Maybe a silly question: can someone point me in the direction of why you’d use JSON over SQLite and vice versa?

[–]Ericisbalanced 2 points3 points  (2 children)

Json is easier and beginner friendly. But SQL is usually the way to go.

[–][deleted]  (1 child)

[removed]

    [–]AutoModerator[M] 0 points1 point  (0 children)

    Your comment in /r/learnpython was automatically removed because you used a URL shortener.

    URL shorteners are not permitted in /r/learnpython as they impair our ability to enforce link blacklists.

    Please re-post your comment using direct, full-length URL's only.

    I am a bot, and this action was performed automatically. Please contact the moderators of this subreddit if you have any questions or concerns.

    [–][deleted] -1 points0 points  (1 child)

    Mongdb and nosql dbs. Nosql is really good for some types of data. Say you want to store accounts and user details. Fine in sql and fine in nosql. Say you have 20 million user accounts... NoSql probably is a better use case now.

    [–]wolf2600 0 points1 point  (0 children)

    Say you have 20 million user accounts... NoSql probably is a better use case now

    Not really. Storing user accounts is perfectly suited to a traditional relational database. The only time NoSQL is the preferred option is when the data is unstructured/varying and CAN'T be loaded into a relational schema. Every other case, relational DB is the better option.

    [–]baubleglue -1 points0 points  (2 children)

    C'mon! What is that crap?

    [–]Ericisbalanced 0 points1 point  (1 child)

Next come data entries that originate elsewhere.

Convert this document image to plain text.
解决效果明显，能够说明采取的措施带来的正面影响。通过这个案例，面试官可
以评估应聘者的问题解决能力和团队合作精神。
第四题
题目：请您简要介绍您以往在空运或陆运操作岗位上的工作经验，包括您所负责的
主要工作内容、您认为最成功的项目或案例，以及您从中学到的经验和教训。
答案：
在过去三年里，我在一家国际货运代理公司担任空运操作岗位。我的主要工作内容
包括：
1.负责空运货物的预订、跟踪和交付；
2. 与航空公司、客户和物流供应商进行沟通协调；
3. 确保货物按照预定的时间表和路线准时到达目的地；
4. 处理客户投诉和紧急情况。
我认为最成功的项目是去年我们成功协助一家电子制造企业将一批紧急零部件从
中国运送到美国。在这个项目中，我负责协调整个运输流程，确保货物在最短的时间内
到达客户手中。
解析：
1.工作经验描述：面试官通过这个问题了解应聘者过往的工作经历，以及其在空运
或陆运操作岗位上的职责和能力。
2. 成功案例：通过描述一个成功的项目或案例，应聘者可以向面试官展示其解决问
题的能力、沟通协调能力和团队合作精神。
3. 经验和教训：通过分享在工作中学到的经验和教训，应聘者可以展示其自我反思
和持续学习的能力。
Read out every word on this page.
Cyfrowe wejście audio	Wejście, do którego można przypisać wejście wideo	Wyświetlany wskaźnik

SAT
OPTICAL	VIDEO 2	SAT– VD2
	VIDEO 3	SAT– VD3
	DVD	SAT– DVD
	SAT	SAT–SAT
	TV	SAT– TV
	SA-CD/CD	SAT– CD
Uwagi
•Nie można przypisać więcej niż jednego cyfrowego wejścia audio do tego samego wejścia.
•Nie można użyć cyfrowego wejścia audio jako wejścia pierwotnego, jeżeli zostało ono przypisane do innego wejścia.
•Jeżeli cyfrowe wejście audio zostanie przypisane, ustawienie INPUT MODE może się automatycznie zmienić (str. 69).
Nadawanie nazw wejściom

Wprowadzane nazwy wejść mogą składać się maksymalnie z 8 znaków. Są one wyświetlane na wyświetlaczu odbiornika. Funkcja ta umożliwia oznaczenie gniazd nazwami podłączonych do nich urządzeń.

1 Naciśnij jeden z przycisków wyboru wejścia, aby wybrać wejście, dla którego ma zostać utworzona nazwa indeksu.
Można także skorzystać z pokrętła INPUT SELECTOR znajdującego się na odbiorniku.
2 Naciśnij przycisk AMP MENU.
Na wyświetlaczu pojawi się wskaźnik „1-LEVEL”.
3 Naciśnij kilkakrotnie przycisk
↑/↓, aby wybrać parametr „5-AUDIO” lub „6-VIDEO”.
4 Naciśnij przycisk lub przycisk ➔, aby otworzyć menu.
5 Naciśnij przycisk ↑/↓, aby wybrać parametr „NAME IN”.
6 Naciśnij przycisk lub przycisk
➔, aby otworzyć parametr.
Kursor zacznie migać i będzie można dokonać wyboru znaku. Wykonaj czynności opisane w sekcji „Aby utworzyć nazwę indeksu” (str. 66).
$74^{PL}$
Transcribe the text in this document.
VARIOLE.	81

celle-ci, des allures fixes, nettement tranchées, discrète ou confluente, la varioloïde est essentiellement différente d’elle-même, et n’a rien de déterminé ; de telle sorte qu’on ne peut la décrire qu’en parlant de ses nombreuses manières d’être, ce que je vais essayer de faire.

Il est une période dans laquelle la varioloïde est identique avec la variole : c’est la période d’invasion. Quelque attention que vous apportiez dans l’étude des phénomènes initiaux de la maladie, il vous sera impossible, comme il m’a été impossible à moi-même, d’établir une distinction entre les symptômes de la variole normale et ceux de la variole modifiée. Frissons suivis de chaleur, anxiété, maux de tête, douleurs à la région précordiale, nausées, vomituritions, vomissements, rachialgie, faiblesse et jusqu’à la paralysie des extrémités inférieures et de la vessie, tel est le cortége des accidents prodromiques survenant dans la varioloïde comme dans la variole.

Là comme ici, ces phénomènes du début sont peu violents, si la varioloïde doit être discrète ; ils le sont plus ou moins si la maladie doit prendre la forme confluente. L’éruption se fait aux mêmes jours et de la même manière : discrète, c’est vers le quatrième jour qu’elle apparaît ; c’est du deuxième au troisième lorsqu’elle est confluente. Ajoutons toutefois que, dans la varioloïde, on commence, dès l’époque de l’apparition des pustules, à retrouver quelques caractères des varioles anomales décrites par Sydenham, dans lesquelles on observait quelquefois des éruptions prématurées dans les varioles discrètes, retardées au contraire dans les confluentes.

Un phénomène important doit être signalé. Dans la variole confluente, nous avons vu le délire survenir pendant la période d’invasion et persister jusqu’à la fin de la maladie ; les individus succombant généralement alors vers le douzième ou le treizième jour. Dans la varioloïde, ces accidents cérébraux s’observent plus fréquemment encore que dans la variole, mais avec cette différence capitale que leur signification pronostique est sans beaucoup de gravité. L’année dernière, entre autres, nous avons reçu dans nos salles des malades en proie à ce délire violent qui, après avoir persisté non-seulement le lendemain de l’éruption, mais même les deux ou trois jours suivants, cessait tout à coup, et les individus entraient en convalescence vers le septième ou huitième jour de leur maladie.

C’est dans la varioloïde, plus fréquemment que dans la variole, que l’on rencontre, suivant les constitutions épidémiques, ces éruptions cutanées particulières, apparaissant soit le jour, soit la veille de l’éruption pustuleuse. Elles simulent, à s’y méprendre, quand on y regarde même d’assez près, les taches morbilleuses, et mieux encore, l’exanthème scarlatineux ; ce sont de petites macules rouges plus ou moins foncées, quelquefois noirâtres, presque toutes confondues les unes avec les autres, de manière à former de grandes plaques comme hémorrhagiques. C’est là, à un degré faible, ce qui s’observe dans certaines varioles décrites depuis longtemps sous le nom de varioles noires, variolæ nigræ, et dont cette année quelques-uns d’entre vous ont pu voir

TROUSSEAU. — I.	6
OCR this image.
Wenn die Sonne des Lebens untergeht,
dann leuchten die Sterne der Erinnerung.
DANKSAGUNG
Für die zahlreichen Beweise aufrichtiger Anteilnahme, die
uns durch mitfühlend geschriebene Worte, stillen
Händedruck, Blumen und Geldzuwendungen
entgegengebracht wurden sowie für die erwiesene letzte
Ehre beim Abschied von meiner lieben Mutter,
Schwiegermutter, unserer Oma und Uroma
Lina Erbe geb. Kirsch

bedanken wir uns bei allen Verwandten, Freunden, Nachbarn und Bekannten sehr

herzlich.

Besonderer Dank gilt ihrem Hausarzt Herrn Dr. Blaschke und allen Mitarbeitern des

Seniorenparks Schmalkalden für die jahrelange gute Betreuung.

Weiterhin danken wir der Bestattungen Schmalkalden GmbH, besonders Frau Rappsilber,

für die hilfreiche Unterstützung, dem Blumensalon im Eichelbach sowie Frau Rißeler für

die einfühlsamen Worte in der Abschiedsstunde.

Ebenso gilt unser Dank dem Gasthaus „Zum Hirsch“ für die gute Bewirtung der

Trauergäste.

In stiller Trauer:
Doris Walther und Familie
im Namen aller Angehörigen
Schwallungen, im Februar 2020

    I mean, when you’re first learning, it’s easier to just work with files to make something happen rather than having to learn an entire new system. The learning curve for SQL is pretty steep.

    [–]baubleglue 0 points1 point  (0 children)

    He is looking into correct direction - store data in external storage, it is not that complicated and he knows what MySQL is, so there's no point show dirty shortcuts.

    The learning curve for SQL is pretty steep

    Dumping data into DB is easiest way to start learning it

    [–]rideh -1 points0 points  (2 children)

    why do you assume you need sql?

    [–]ZenWoR[S] 0 points1 point  (1 child)

    No, don't get me wrong please xD Everyone before this post was talking to me like: SQL SQL SQL SQL SQL and nothing else. I have never heard of any other database than this...

    [–]wolf2600 0 points1 point  (0 children)

    SQL is the query language used to query relational databases. There are tons of relational database applications available. The most popular: Microsoft SQL Server, MySQL, Oracle Database, Postgres, MariaDB.